The files that are generated in the results directory are:

  • machine_params_vs_t.sdds file that is the LOCO output.
  • twiss_vs_t.twi file in sdds format. It is in binary sdds if Elegant is used and in ascii format if MADX is used.
  • optics_vs_t.sdds file is created from MagnetSettings.txt after interpolation.

By default MADX is the tracking program unless the -E option is given on the commandline and then Elegant is used instead.

If the -D option is given on the commandline
  • all the plot files are deposited in the plots directory (unless the location has been changed in .loco). The plots directory is automatically created by fitit.

NOTE: There are so many plots generated that the program slows down tremendously. Only recommended if the plots are really necessary!
Todo: number of plots to save will be added as an option.

For example:

fitit -A 28MARCH_ORM_ALL.TXT -d 28MARCH_DISP_1.TXT -u -n 2

will, after 2 fit iterations (default is 3), create the machine_params_vs_t.sdds, twiss_vs_t.twi and optics_vs_t.sdds files in the results directory.

Future Work

The goals are:
  • Clean up the code so that there are no longer any hardcoded paths in the source. DONE!
  • Replace Elegant with MADX. DONE!
  • Port implementation to LINUX. DONE!
  • Speed up the program by using distributed programming. This can be easily done with MPI programming on a Rocks Cluster or something similar. DONE!

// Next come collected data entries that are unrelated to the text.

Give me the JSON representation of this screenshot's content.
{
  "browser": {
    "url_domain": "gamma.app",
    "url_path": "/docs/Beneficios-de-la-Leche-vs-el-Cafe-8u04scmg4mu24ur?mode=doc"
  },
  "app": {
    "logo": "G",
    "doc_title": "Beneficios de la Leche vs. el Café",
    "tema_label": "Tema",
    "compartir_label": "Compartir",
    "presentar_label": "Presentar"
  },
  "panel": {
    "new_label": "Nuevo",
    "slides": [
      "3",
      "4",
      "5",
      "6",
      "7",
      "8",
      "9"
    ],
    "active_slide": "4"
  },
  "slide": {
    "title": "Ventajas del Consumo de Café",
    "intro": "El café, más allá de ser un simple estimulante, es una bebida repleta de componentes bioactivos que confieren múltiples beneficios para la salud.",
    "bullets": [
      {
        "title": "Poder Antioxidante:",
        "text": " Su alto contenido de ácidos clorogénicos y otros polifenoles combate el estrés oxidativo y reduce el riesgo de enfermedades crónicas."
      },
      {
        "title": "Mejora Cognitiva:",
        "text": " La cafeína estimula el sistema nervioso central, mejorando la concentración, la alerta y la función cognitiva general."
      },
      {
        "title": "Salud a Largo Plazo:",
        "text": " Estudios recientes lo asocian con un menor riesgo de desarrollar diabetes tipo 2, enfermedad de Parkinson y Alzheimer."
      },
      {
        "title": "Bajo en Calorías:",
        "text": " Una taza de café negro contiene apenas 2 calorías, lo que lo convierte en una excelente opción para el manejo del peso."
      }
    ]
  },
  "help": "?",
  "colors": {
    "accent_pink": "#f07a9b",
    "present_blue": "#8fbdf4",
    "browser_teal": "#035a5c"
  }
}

Only the the final step remains, i.e. the addition of distributed programming.

Differences in results between TCL LOCO and C++ LOCO

The source of the differences in results between TCL LOCO and C++ LOCO can be boiled down to the way how posN() works in Mathematica and in ORM.cpp or Disp.cpp.

For the creation of the ORM files in TCL LOCO, a Mathematica program is used which contains a function called posN[]. Within pos[] is a Mathematic function called SortBy[].
For C++ LOCO, a function called posN() in ORM.cpp or Disp.pp uses STL sort().

Both sorts are used to sort the second argument of a list which contains the standard deviations of a set of data. The first index points to the group of data that gives the standard deviations.
For example, using SortBy[] on the list

{{1, 0.0627807}, {2, 0.0627807}, {3, 0.313951}}

Mathematica sorts the second entry to give
{{2, 0.0627807}, {1, 0.0627807}, {3, 0.313951}}

and returns the index 2 back to the caller.

However, when SortBy[] is used on the following list

{{1, 0.0365138}, {2, 0.0421625}, {3, 0.0365138}}

the result is
{{1, 0.0365138}, {3, 0.0365138}, {2, 0.0421625}}

and the index 1 is returned back to the caller.

Therefore, the first index returned by SortBy[] is random if there are identical standard deviations.
The same is true for STL sort(), i.e. random and the returned first index between SortBy[] and sort() may not necessarily match.

The above is reason why the machine_params_vs_t.sdds file is different when generated by TCL LOCO and C++ LOCO for the same input files.